Troppe volte l'arte è stata chiamata a giustificare il potere o a minarne le fondamenta. Questa volta non vorremmo avvalercene in tal senso, anche se un significato politico viene inevitabilmente indotto nella mente dello spettatore della mostra. Vorremmo utilizzare opere e testi per un messaggio più ampio, metastorico, che veda il concetto di resistenza estendersi a ogni atto d'espressione artistica, cioè di ragione e libertà, contrapposto a ogni forma di totalitarismo. Vorremmo che questa nostra rassegna testimoniasse come l'arte obietti a ogni assolutismo politico - dove prevalgono l'irrazionale e la violenza, lo schiacciamento dell'uomo e la negazione della sua libertà, la sostituzione del potere alla giustizia - in nome di una dignità restituita ai soggetti della storia.

Le opere, ospitate in via permanente nel Museo Storico del Castello della Rancia, non vogliono essere un monumento ai ricordi di vicende e immagini giunte fino a noi da lontano, ma costituire un potenziale laboratorio didattico per i giovani sempre in cerca di verità.
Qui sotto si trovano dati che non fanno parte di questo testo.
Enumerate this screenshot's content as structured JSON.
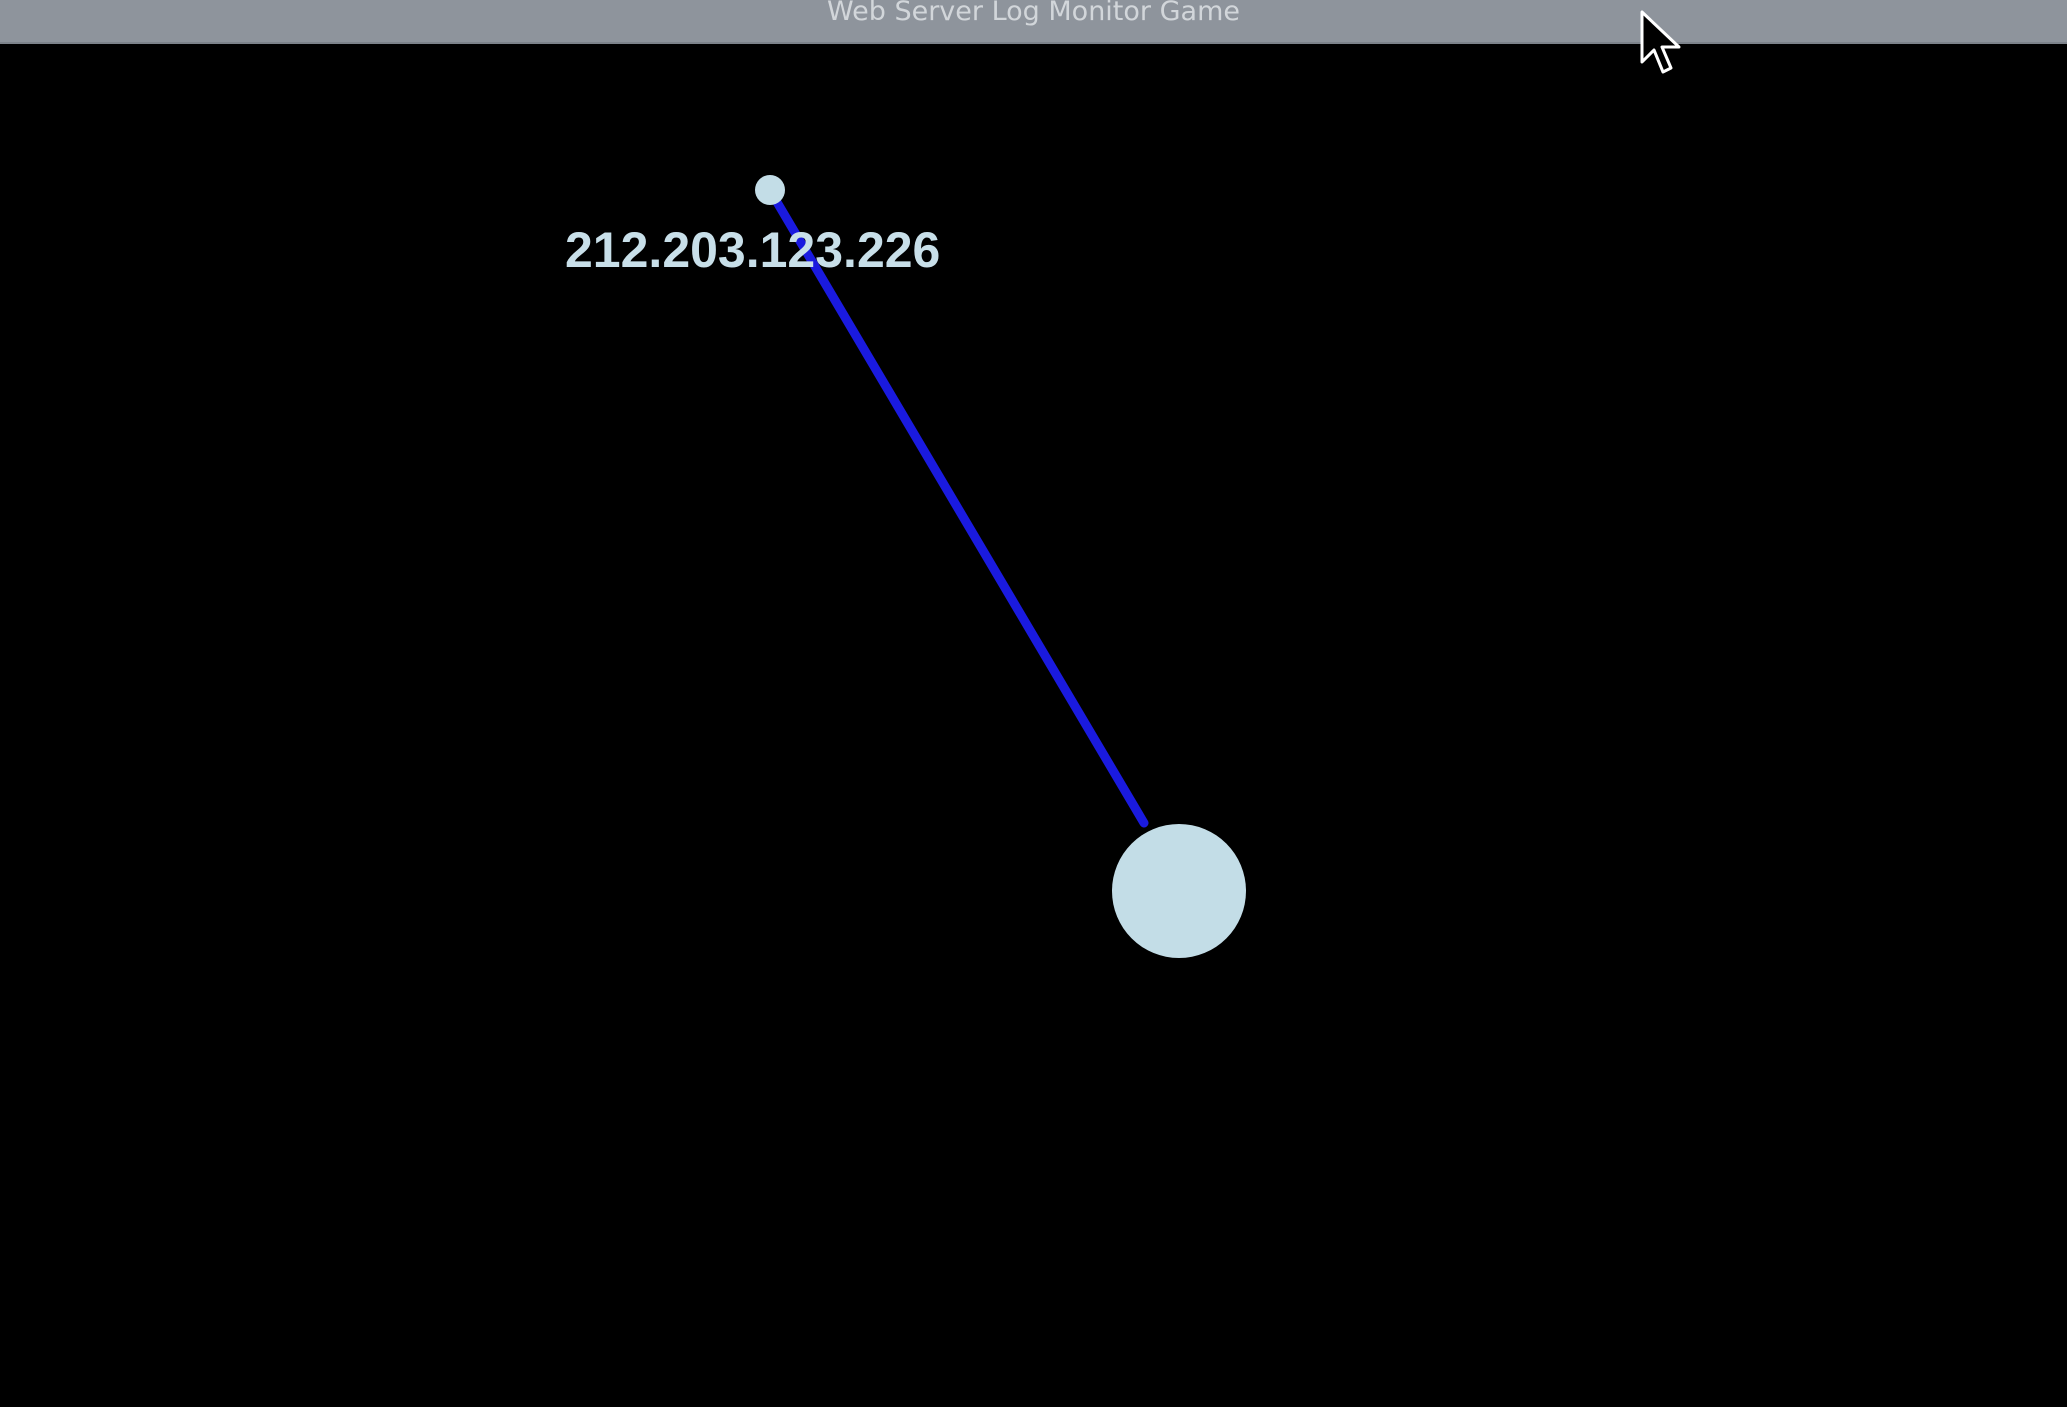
{
  "window": {
    "title": "Web Server Log Monitor Game"
  },
  "scene": {
    "nodes": [
      {
        "type": "client",
        "label": "212.203.123.226"
      },
      {
        "type": "server",
        "label": ""
      }
    ],
    "connection": {
      "from": "212.203.123.226",
      "to": "server"
    }
  },
  "colors": {
    "background": "#000000",
    "titlebar": "#8e949c",
    "title_text": "#d2d6da",
    "node": "#c3dde7",
    "connection_line": "#1a1adf",
    "label_text": "#c8dfe9"
  },
  "icons": {
    "cursor": "mouse-pointer-icon"
  }
}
La verità nell'arte è diffusa e largamente ineffabile ma, al tempo stesso, può garantire gradi di onestà e di certezze non riscontrabili altrove, per aiutare a percepire in modo più vivido il châos della vita.
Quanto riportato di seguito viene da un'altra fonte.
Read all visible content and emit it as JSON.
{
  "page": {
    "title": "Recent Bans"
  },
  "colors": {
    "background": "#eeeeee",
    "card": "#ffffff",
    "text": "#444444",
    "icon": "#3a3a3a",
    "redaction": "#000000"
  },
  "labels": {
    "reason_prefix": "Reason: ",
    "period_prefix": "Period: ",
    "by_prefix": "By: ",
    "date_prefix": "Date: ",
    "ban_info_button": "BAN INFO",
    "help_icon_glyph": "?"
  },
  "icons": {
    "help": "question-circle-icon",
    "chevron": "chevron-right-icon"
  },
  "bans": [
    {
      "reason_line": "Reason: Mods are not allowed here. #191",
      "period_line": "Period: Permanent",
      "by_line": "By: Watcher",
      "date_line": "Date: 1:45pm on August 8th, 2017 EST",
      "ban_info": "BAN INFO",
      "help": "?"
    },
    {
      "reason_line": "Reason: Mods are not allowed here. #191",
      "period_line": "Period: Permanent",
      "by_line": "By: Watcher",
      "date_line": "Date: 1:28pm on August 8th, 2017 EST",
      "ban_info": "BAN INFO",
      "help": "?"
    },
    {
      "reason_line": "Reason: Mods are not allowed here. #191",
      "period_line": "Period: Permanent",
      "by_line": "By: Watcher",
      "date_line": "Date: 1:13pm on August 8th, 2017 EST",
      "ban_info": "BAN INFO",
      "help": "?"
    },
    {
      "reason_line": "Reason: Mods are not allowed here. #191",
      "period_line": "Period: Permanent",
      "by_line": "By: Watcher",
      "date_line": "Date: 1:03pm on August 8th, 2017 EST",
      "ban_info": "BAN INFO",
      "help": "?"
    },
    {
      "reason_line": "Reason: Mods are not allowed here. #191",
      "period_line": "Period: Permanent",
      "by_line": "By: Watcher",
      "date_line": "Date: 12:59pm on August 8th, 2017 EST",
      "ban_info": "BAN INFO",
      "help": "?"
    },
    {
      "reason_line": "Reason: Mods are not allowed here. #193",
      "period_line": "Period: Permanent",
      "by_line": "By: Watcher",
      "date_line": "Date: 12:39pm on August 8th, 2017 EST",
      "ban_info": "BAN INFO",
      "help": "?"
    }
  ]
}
Non si vuole fare tuttavia della Resistenza un mito o un evento eccezionale, secondo la "tendenza della nostra cultura a pensare la storia per catastrofi o per illuminazioni" (E. Ragionieri). La Resistenza non è terminata, e non solo nel senso che ancora oggi abbiamo nemici, per quanto diversi, da combattere; essa dura perché è un atto di volontà, una ricerca di autodeterminazione, l'applicazione di un libero arbitrio; è una potenza insita in un popolo, che si trasforma in atto nel momento della necessità e del discrimine.

Nel torpore morale di questi ultimi anni, forse ce ne siamo dimenticati, ma non possiamo averla completamente tradita, annullata; altrimenti gli artisti "giovani" non ne avrebbero parlato, altrimenti la Resistenza non avrebbe detto più nulla a nessuno, sarebbe passata tra gli episodi della storia che si lasciano dietro solo qualche nome e una manciata di date.

Noi invece la vediamo rivivere in queste opere, nel momento in cui l'arte, principio di conoscenza e di coscienza, si pone non tanto a organizzare consensi intorno a essa, ma a riproporla come spaccato delle sofferenze umane, delle passioni che le provocano, delle forze che le superano: non un abbaglio momentaneo, ma un possesso per sempre.